Lung cancer is estimated to be the second most common cancer in Europe, and the leading cause of cancer-related mortality, responsible for 388,000 deaths in 2018.3 METex14 skipping occurs in approximately 3–4% of NSCLC cases and correlates with aggressive tumor behavior and poor clinical prognosis.4 Currently, there are no treatments available in Europe for patients with advanced NSCLC harboring METex14 skipping alterations.

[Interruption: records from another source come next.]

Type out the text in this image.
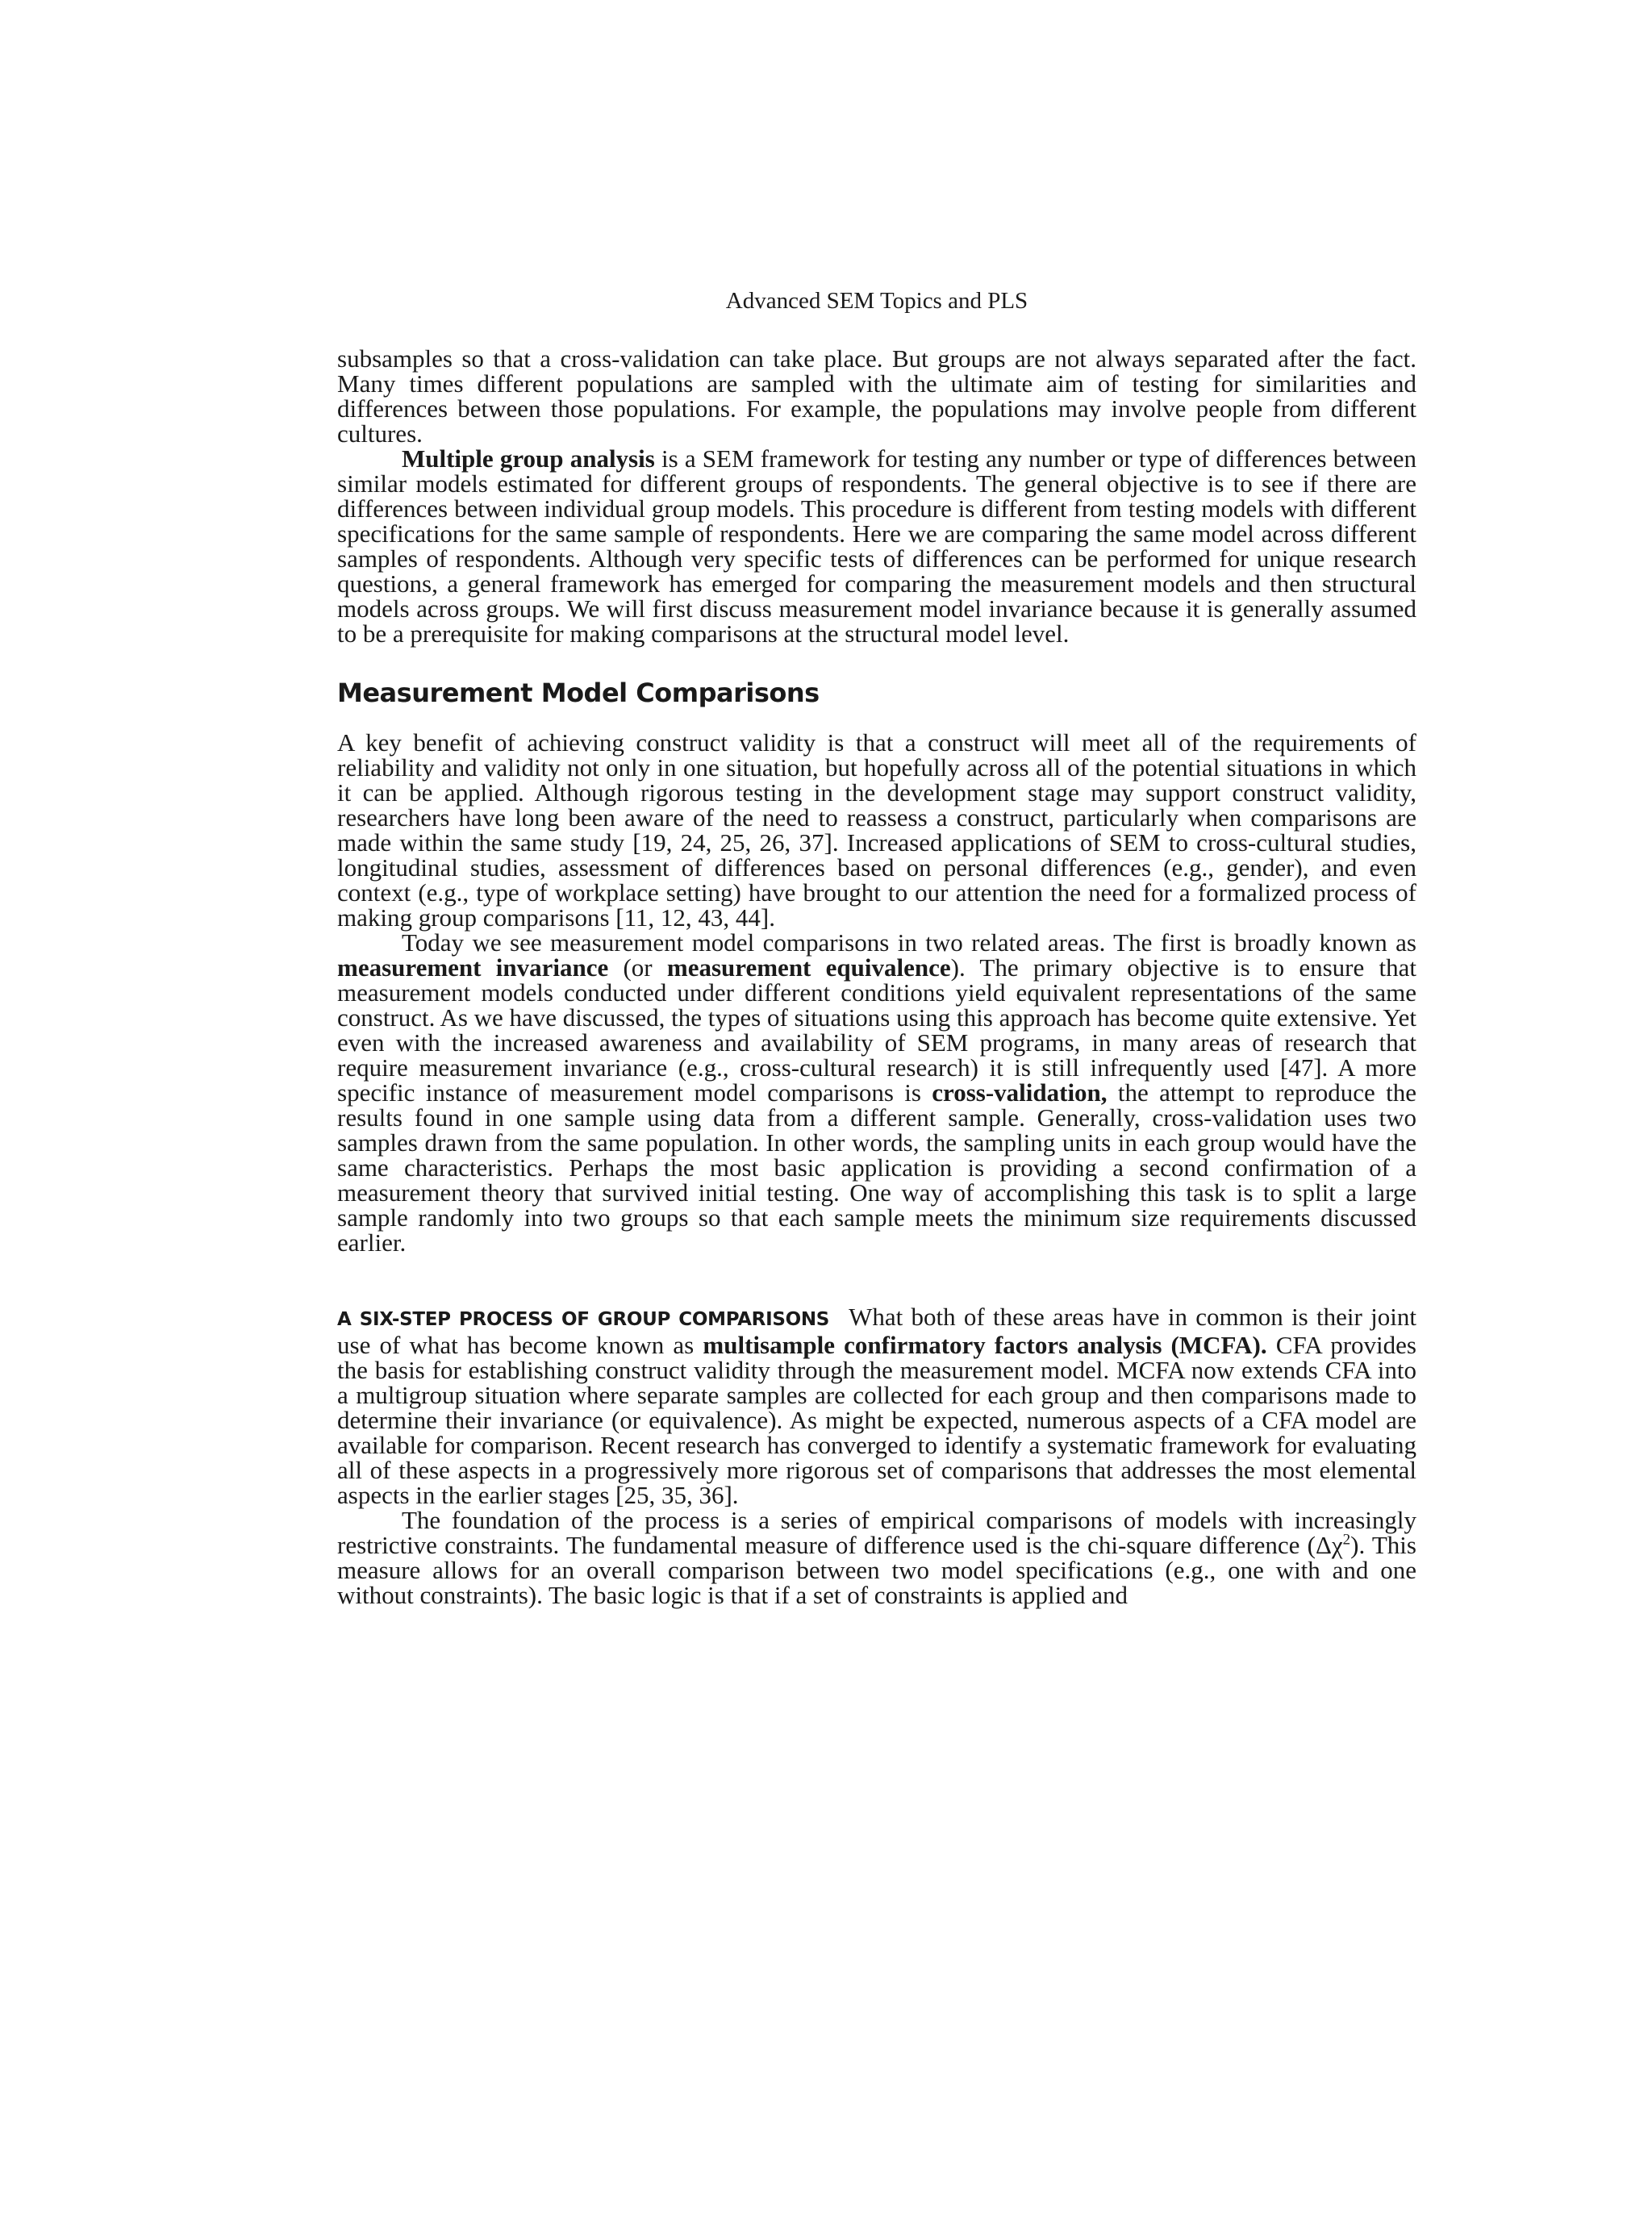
Advanced SEM Topics and PLS

subsamples so that a cross-validation can take place. But groups are not always separated after the fact. Many times different populations are sampled with the ultimate aim of testing for similarities and differences between those populations. For example, the populations may involve people from different cultures.

Multiple group analysis is a SEM framework for testing any number or type of differences between similar models estimated for different groups of respondents. The general objective is to see if there are differences between individual group models. This procedure is different from testing models with different specifications for the same sample of respondents. Here we are comparing the same model across different samples of respondents. Although very specific tests of differences can be performed for unique research questions, a general framework has emerged for comparing the measurement models and then structural models across groups. We will first discuss measurement model invariance because it is generally assumed to be a prerequisite for making comparisons at the structural model level.

Measurement Model Comparisons

A key benefit of achieving construct validity is that a construct will meet all of the requirements of reliability and validity not only in one situation, but hopefully across all of the potential situations in which it can be applied. Although rigorous testing in the development stage may support construct validity, researchers have long been aware of the need to reassess a construct, particularly when comparisons are made within the same study [19, 24, 25, 26, 37]. Increased applications of SEM to cross-cultural studies, longitudinal studies, assessment of differences based on personal differences (e.g., gender), and even context (e.g., type of workplace setting) have brought to our attention the need for a formalized process of making group comparisons [11, 12, 43, 44].

Today we see measurement model comparisons in two related areas. The first is broadly known as measurement invariance (or measurement equivalence). The primary objective is to ensure that measurement models conducted under different conditions yield equivalent representations of the same construct. As we have discussed, the types of situations using this approach has become quite extensive. Yet even with the increased awareness and availability of SEM programs, in many areas of research that require measurement invariance (e.g., cross-cultural research) it is still infrequently used [47]. A more specific instance of measurement model comparisons is cross-validation, the attempt to reproduce the results found in one sample using data from a different sample. Generally, cross-validation uses two samples drawn from the same population. In other words, the sampling units in each group would have the same characteristics. Perhaps the most basic application is providing a second confirmation of a measurement theory that survived initial testing. One way of accomplishing this task is to split a large sample randomly into two groups so that each sample meets the minimum size requirements discussed earlier.

A SIX-STEP PROCESS OF GROUP COMPARISONS What both of these areas have in common is their joint use of what has become known as multisample confirmatory factors analysis (MCFA). CFA provides the basis for establishing construct validity through the measurement model. MCFA now extends CFA into a multigroup situation where separate samples are collected for each group and then comparisons made to determine their invariance (or equivalence). As might be expected, numerous aspects of a CFA model are available for comparison. Recent research has converged to identify a systematic framework for evaluating all of these aspects in a progressively more rigorous set of comparisons that addresses the most elemental aspects in the earlier stages [25, 35, 36].

The foundation of the process is a series of empirical comparisons of models with increasingly restrictive constraints. The fundamental measure of difference used is the chi-square difference $(\Delta\chi^2)$. This measure allows for an overall comparison between two model specifications (e.g., one with and one without constraints). The basic logic is that if a set of constraints is applied and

Tepotinib became the first oral MET inhibitor indicated for the treatment of advanced NSCLC harboring MET gene alterations to receive a regulatory approval globally, with its approval in Japan in March 2020 through the SAKIGAKE program. Recently, the FDA granted Orphan Drug Designation (ODD) to tepotinib and the FDA is reviewing the application under Priority Review and through the Real-Time Oncology Review pilot program.

About tepotinib

Tepotinib is an oral MET inhibitor that inhibits the oncogenic MET receptor signaling caused by MET (gene) alterations. Discovered and developed in-house at Merck it has a highly selective mechanism of action, with the potential to improve outcomes in aggressive tumors that have a poor prognosis and harbor these specific alterations.1

Additional Clinical Investigations: Tepotinib is also being investigated in the Phase II INSIGHT 2 study in combination with osimertinib in MET amplified, advanced or metastatic NSCLC harboring activating EGFR mutations that has progressed following first-line treatment with osimertinib, and in the Phase II PERSPECTIVE study in combination with cetuximab in RAS/BRAF wild-type left-sided metastatic colorectal cancer patients having acquired resistance to anti-EGFR antibody targeting therapy due to MET amplification.

References

  1. Bladt F, et al. Clin Cancer Res. 2013;19:2941-2951.
  2. Paik PK et al. Tepotinib in non–small-cell lung cancer with MET exon 14 skipping mutations. N Engl J Med 2020 May 29; [e-pub]. (https://doi.org/10.1056/NEJMoa2004407)
  3. Ferlay J, et al. Eur J Cancer.2018;103:356–387.
  4. Reungwetwattana T, et al. Lung Cancer. 2017;103:27–37.